Bernard: We've got a lot of changes this year. First and foremost, the biggest thing we saw in the last two or three years is the genetics have gotten so much better on these bulls. And they've been bucking so much harder that our riding percentage of our cowboys has been going down. Last year, our riding average was 37%. We created a draft. The cowboy that wins the round gets to pick his bull at three-day events and the guy who gets bucked off the fastest gets the 45th pick. This has brought the riding percentage of our cowboys back to 56%. It has created new excitement for our fans and has actually started to make draft strategy. The cowboys have to know everything about that bull before they go in there and pick him: whether he spins to the right or the left and his riding style. And now the fans are getting into that.
Q: The fans are into the draft?
Bernard: We'll see fans at the draft yelling up to their favorite cowboys which bull they should pick. It's been fun to see how many fans are really getting into that and how much better everybody is riding. That has been a big step with one of our rules.
Q: Do you have a MEL KIPER of bull drafting?
Bernard: Not yet, but we're needing one. ESPN is very interested in starting to put that on their Web site. I would love to see someone like that, and I think it's only a matter of time before we do.
Pennington One Of Several
Celebrities To Own Bull
Bernard: Yeah. To us it's very important that we humanize the bull and make him a much bigger part. He is 50% of that ride. And we're starting to see it really paying off with three bulls that are getting a lot of attention: Big Bucks, Scene of the Crash and Chicken on a Chain. And you have people like CHAD PENNINGTON as well as the comedians RON WHITE and LARRY THE CABLE GUY buying bulls now.
Q: Bull merchandise outsells cowboy merchandise?
Bernard: I believe that we can continue to build [the bulls] as superstars. Most people love animals, and these animals are taken such good care of and are a very big part of our sport. It's been fun and gratifying to watch what big stars they're becoming. Their merchandise is outselling the cowboy merchandise two to one.
Q: What are the biggest challenges facing the PBR?
Bernard: We need to continue to develop a stronger fan base as well as more television and create better drama, better competition. When we went from eight events to 225 events, there are so many events they can sometimes look the same. So what we're trying to do now is develop different kinds of formats which we hope, when they turn on the TV will create more urgency for our fans to come back week after week. That has been one of my biggest hurdles: We've created too many of our events so fast that I don't want the sport to become monotonous. It has to be fresh and entertain and excite every single week. And so creating new formats is going to be very important for the additional growth of the PBR.
Q: What's the biggest misperception about the PBR?
Bernard: In the 1970s and '80s, PETA did a pretty good job of informing people that bull riding hurt bulls in all kinds of different ways. All those are completely false. We encourage and welcome any animal rights groups to come in and look at how we treat our animals. It's very important to the sport and to the industry that our animals are taken good care of. The other thing is, people are so surprised when they come to an event and see the type of fan base that's there. It's so much more than a Western sport.

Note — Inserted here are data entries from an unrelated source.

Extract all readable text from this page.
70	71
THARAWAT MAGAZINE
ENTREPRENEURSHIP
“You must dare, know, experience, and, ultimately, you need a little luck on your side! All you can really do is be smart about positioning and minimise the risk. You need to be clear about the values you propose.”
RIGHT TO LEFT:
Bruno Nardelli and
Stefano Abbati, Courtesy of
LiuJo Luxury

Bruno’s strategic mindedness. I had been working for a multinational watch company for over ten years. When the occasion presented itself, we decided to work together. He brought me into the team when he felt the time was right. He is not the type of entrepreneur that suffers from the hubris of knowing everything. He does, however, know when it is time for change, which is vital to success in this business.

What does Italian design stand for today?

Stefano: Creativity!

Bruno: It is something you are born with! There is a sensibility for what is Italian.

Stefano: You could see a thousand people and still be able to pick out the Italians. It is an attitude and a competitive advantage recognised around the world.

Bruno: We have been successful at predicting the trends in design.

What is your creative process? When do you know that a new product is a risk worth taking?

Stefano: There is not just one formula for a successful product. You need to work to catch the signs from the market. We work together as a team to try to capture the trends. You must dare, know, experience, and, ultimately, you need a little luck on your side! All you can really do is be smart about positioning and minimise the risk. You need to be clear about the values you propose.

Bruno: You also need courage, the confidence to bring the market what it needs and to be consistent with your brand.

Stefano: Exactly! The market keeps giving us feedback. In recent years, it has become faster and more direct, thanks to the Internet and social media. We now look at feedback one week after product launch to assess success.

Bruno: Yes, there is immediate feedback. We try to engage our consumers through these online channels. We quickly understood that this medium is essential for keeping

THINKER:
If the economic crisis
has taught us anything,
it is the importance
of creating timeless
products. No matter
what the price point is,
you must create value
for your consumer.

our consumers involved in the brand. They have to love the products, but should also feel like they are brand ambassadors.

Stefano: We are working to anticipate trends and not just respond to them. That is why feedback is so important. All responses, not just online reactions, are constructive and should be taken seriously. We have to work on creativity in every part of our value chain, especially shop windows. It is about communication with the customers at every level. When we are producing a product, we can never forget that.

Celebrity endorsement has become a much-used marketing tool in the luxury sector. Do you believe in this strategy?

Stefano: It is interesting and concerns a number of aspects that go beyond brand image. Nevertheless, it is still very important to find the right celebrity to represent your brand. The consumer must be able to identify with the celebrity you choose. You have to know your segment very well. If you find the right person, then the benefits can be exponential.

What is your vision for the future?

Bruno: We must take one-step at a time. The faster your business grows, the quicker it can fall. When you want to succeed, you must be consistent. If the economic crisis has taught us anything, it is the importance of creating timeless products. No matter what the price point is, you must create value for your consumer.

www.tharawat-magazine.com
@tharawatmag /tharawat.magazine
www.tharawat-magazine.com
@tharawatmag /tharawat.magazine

Q: Any sports business stories you are following closely these days?
Bernard: I follow a lot of them. HD backing out of the NHRA deal. I think that's a big story. [NFL] Commissioner [ROGER] GOODELL and the state of the union. And the overall ratings on TV and the competition of media today, especially new media.
Q: Any regrets?
Bernard: There have been many along the way, but none today. One of the best things about the sport are the cowboys, some of the greatest guys in the world. They are so accessible and so caring.